14 de junho de 2017

Serrinha vê horizonte para se tornar um parque em Goiânia


Parque apenas no papel, morro na Região Sul de Goiânia deverá receber estrutura para visitação e medidas de recuperação ambiental até o fim do ano, segundo a Secima

O Parque da Serrinha ganha, novamente, a promessa de sair do papel. A expectativa da Secretaria Estadual das Cidades e Meio Ambiente (Secima) é que as primeiras intervenções comecem logo e, até o final do ano, algumas melhorias já possam ser usufruídas pelos visitantes do espaço. O projeto que será executado prevê, especialmente, a recuperação do local. Mas também tem previsão de implantação de estrutura, como lanchonetes, espaço para descanso e apreciação da vista.
“É um espaço que merece e precisa de cuidados”, diz o superintendente Executivo de Infraestrutura da Secima, Antônio de Cassia Neto.

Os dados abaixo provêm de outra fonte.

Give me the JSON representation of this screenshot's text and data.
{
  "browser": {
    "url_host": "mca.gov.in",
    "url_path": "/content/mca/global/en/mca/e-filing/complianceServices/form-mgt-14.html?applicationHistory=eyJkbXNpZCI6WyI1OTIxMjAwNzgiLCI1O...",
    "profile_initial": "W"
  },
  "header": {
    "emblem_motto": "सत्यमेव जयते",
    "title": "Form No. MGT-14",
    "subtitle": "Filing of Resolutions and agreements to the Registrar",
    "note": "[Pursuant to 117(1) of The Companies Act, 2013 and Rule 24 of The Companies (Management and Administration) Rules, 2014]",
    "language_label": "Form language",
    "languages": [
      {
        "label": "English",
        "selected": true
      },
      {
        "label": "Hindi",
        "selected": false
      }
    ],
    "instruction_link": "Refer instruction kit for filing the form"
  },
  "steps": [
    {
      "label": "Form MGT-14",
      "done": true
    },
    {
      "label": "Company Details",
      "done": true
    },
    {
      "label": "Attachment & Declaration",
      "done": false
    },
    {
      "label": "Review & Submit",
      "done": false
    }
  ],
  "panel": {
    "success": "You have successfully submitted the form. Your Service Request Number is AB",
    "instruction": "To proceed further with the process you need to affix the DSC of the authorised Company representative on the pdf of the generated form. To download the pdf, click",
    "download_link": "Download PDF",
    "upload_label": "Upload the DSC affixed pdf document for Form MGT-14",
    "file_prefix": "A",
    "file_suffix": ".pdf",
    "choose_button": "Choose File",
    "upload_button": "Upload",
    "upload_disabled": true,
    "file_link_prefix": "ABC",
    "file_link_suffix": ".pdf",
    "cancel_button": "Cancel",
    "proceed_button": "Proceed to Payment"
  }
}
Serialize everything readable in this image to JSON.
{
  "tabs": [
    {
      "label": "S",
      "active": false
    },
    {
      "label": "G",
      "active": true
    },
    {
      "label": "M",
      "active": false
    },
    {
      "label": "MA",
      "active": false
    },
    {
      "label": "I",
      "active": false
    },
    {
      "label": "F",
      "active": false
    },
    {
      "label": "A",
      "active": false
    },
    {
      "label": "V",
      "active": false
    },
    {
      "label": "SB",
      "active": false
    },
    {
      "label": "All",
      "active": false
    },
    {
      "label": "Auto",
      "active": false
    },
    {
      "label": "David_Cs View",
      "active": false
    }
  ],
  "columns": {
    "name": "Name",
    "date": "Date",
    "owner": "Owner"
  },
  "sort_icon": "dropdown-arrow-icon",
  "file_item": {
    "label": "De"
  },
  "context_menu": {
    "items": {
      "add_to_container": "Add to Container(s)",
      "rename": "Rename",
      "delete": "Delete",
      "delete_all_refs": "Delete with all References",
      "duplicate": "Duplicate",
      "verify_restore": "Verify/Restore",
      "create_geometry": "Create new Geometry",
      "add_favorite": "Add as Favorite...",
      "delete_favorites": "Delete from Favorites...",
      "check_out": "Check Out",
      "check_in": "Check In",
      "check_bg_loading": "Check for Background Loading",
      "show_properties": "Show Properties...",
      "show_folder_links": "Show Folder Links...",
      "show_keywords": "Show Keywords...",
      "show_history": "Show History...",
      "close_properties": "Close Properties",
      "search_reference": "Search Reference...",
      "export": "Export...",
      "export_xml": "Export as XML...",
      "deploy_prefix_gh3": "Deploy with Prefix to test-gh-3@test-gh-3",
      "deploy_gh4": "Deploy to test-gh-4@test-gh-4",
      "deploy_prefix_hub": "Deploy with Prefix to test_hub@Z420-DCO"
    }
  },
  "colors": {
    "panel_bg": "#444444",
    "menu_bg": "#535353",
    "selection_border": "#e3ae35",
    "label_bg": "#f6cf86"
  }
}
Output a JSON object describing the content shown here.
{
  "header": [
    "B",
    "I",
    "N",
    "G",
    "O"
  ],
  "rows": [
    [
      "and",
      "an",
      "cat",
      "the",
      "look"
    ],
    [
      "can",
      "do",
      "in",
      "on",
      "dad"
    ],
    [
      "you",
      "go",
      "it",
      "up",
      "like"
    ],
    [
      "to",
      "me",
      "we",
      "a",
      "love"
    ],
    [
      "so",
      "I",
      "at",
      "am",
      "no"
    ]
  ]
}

Ainda para esse ano existe a previsão de início e conclusão de obras básicas para o projeto, como a alameda ao redor do Morro da Serrinha, alambrado para proteção da área e iluminação solar. “Independente das sugestões e alterações que o projeto tenha que sofrer, essas são exigências básicas, que devem ser feitas ainda esse ano”, afirma. Cerca de R$ 1,5 milhão estão empenhados para a obra.
Neto explica que o projeto a ser executado foi vencedor de uma licitação pública, realizada no começo desse ano. “O vencedor possui ampla experiência em recuperação e conservação em áreas como essa. Estamos confiantes de que o trabalho será bem feito e teremos, em breve, uma das vistas mais privilegiadas de Goiânia recuperada e bem cuidada.”
Audiência pública

Para viabilizar a implantação do parque, a secretaria realizará uma audiência pública na próxima quarta-feira, às 16 horas, no próprio local, durante as ações da Semana do Meio Ambiente. Na ocasião será apresentado aos frequentadores da Serrinha o termo de referência, que norteia as possibilidades de intervenções no espaço. “Queremos ouvir a população, saber o que pensam desse projeto e, quem sabe, listar sugestões que possam ser incorporadas ao projeto, mas lembrando que o foco é a preservação do espaço”, explica.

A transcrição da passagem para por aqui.